Como tais fraudes grassavam e prosperavam livremente, vemos, a partir de 2004, uma meia dúzia de outras pequenas editoras enveredar por esses descaminhos. Felizmente, a partir sobretudo de 2008, milhares de leitores, tradutores e docentes começaram a protestar por meio de manifestos e abaixo-assinados, houve denúncias ao Ministério Público, investigações e inquéritos, até que essa onda de aproveitamento espúrio de traduções antigas começou a ceder.

ALVO DAS FRAUDES
As obras mais afetadas nesse tipo de falsificação editorial costumam ser livros de saída certa e mercado garantido: na grande literatura universal, desde Homero a Shakespeare, Jane Austen e Oscar Wilde, e na história do pensamento, desde Aristóteles e Santo Agostinho a Schopenhauer, Nietzsche e Weber, tanto para o público em geral quanto para os cursos universitários de Ciências Humanas, Filosofia e Letras.

E qual o problema para o leitor? Para além da abominação ética e da má prática empresarial, muitas vezes acontece, a partir dos anos 1990, que o texto das traduções vem a ser adulterado, como maneira de procurar disfarçar a cópia.

É fato que algumas das fraudes são meras reproduções ipsis litteris da tradução legítima e, nesse sentido, o texto da tradução em si prossegue inalterado.

Em muitas das fraudes, porém, há tentativas de mascarar o uso ilícito, trocando palavras aqui e ali, adulterando o conteúdo e, em alguns casos, mesmo a coerência e inteligibilidade do texto. Há também casos de alterações ainda mais grotescas, resultando em passagens que não fazem o menor sentido, e outras ainda podem afetar conceitos centrais de um autor.

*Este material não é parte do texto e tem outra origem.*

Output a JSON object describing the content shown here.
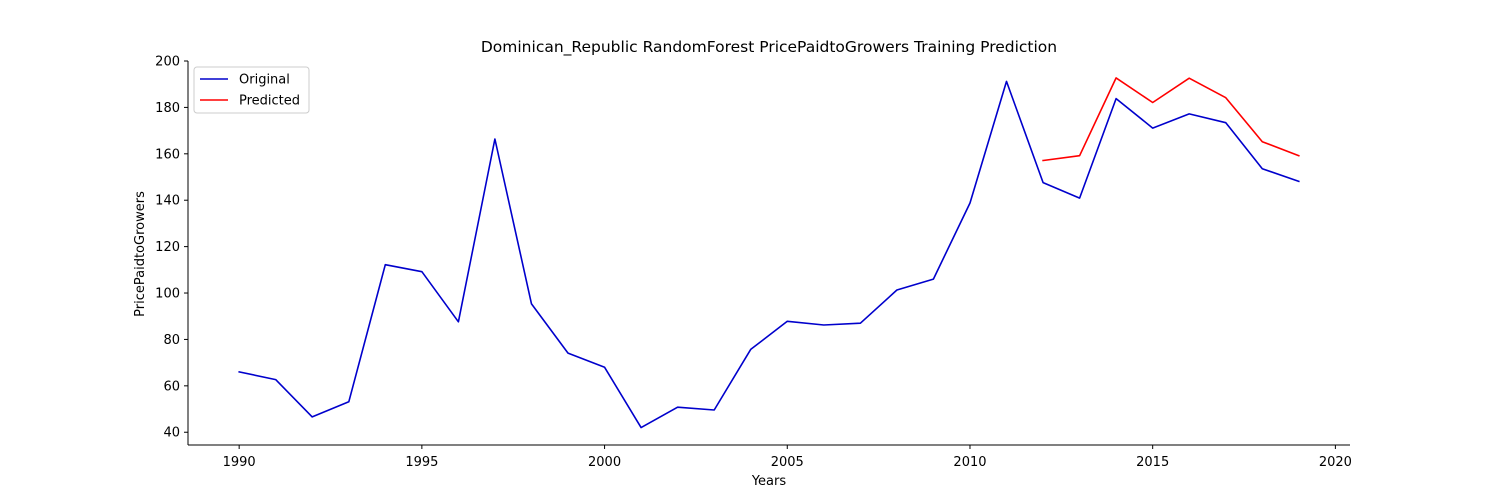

Contem-se também os casos de montagem de duas traduções diferentes, para compor uma terceira espúria, resultando numa obra de texto irregular, descontínuo e, às vezes, se não contraditório, um tanto disparatado.

Outro aspecto relevante para o leitor, quanto à identidade correta do autor da tradução, é um pouco mais sutil, mas nem por isso menos importante: mesmo para o leitor mais imediatista, faz diferença saber que tal tradução foi feita por Manuel Odorico Mendes ou por Monteiro Lobato ou por Lúcia Miguel-Pereira, sem dúvida – não só pelo valor das contribuições dessas pessoas ao nosso patrimônio cultural, mas também até para entender melhor aquele tipo de texto, aquele tipo de construção e uso da língua portuguesa, dentro de um quadro histórico muito específico e determinado. Uma tradução feita em 1870, ou em 1930, ou em 1940 carrega traços de sua época, o que ajuda o leitor a compor um quadro mais geral da cultura correspondente, em vez de supor que todas essas traduções teriam sido feitas em 2001, 2002 ou 2003.

Para concluir, vale a ressalva: uma tradução legítima não significa necessariamente que ela seja de boa qualidade. Porém, uma tradução espúria é sempre e necessariamente uma fraude.

Como as pessoas, em geral, não gostam de ser enganadas, há maneira de se precaver contra essas práticas inescrupulosas? Não há receita certa, mas alguns conselhos podem ser úteis: ao comprar um livro, é importante que o leitor verifique quem o traduziu. É recomendável sempre recusar toda e qualquer obra traduzida que não traga o nome do tradutor. E sempre fugir de traduções em nome de fantasmas como “Enrico Corvisieri”, “Pietro Nassetti”, “Jean Melville”, “Alex Marins”, “Leopoldo Holzbach”, “Peter Klaus Ivanov”, “Pedro H. Berwick”, entre outros – são sinais certos de fraude.

Por fim, como várias dessas obras pilhadas e saqueadas são traduções antigas e esgotadas, o melhor seria que um dispositivo previsto na legislação brasileira referente aos direitos autorais realmente entrasse em vigor: que essas obras de tradução órfãs e abandonadas passassem a ser de domínio público. O acesso a elas seria livre, qualquer editora interessada poderia publicá-las sem falcatruas. Dando os devidos créditos e nomes verdadeiros, os leitores não seriam ludibriados e a memória de nossa história cultural – que tanto passa pelo trabalho de tradução – seria mais bem-preservada. 

DENISE BOTTMANN, historiadora, tradutora e doutora em Filosofia da História pela Unicamp.